Ryan Silva Jan 31, 2017
Several years ago, I got the call every engineer dreads: there's a big problem in production. The issue manifested itself dramatically but was caused subtly. I had made significant performance improvements by altering a
SQL SELECT * query to exclude a column containing a large blob of text. That text wasn't used in that page... or so we thought.
During the refactor, I identified that text was used in one check, but after conferring with other engineers we decided it was OK to remove the field in this query anyway. It turns out that check was important. At some point years prior, the team decided that the presence of a certain substring in the large text blob would affect the value of a very important boolean field in a non-obvious way. Excluding that text from the SQL query, in certain cases, affected this important boolean value.
More recently, I noticed a different issue. Our API applied a default setting based on create date, because on a certain date the default settings changed. Seven months later, a change to the way we used a 3rd party library affected how we set create dates, which then affected the settings on very specific older data.
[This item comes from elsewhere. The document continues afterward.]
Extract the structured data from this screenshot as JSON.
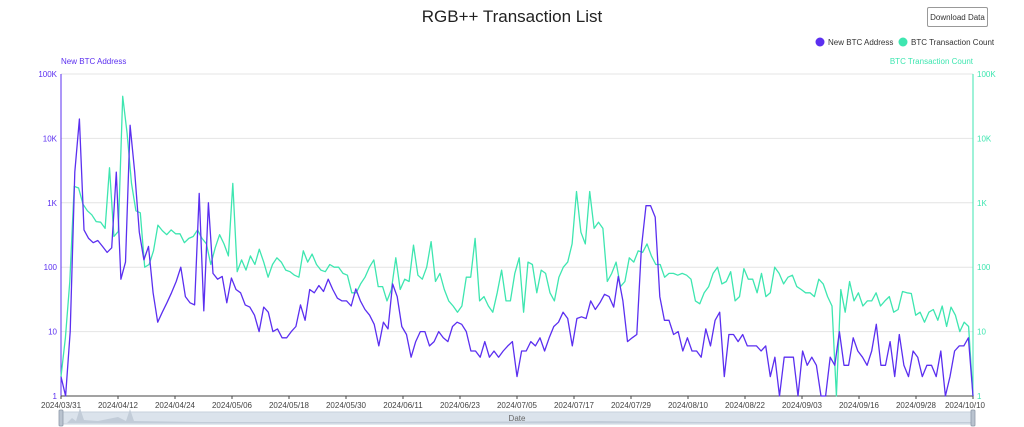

These decisions—changing a boolean based on a keyword in a large blob of otherwise unnecessary text, applying a setting based on create date—are land mines. They fix an issue at hand and lie silent for months or years only to explode when an unsuspecting developer makes a routine change.
Nobody likes land mines, but how do you prevent them?
This may sound obvious, but it's so easy to take a shortcut and move on. In fact, that's probably the token signature of a land mine: a questionable decision made in the interest of time that solves the problem... for now. But please, think about future you, future me.
When writing business logic, think about the inputs to your function. Would another developer reasonably expect change of input data to affect the output of your function? Try to imagine scenarios where your input data might change. Would this affect the output in unexpected ways? I don't think most people would expect settings to change based on the create date.
In both of the instances above, a "dirty hack" was introduced to avoid running some kind of migration on the existing data. Migration is scary, I get it. But the outcome of avoiding a migration can be scarier. Migration is a tool in your toolbox that you should not be afraid to use. When weighing options, remember to weigh the obvious risk from migration against the not-so-obvious risk of introducing code complexity and possible land mines for future developers.
I hope these tips will help keep your codebase clear of land mines for all of us.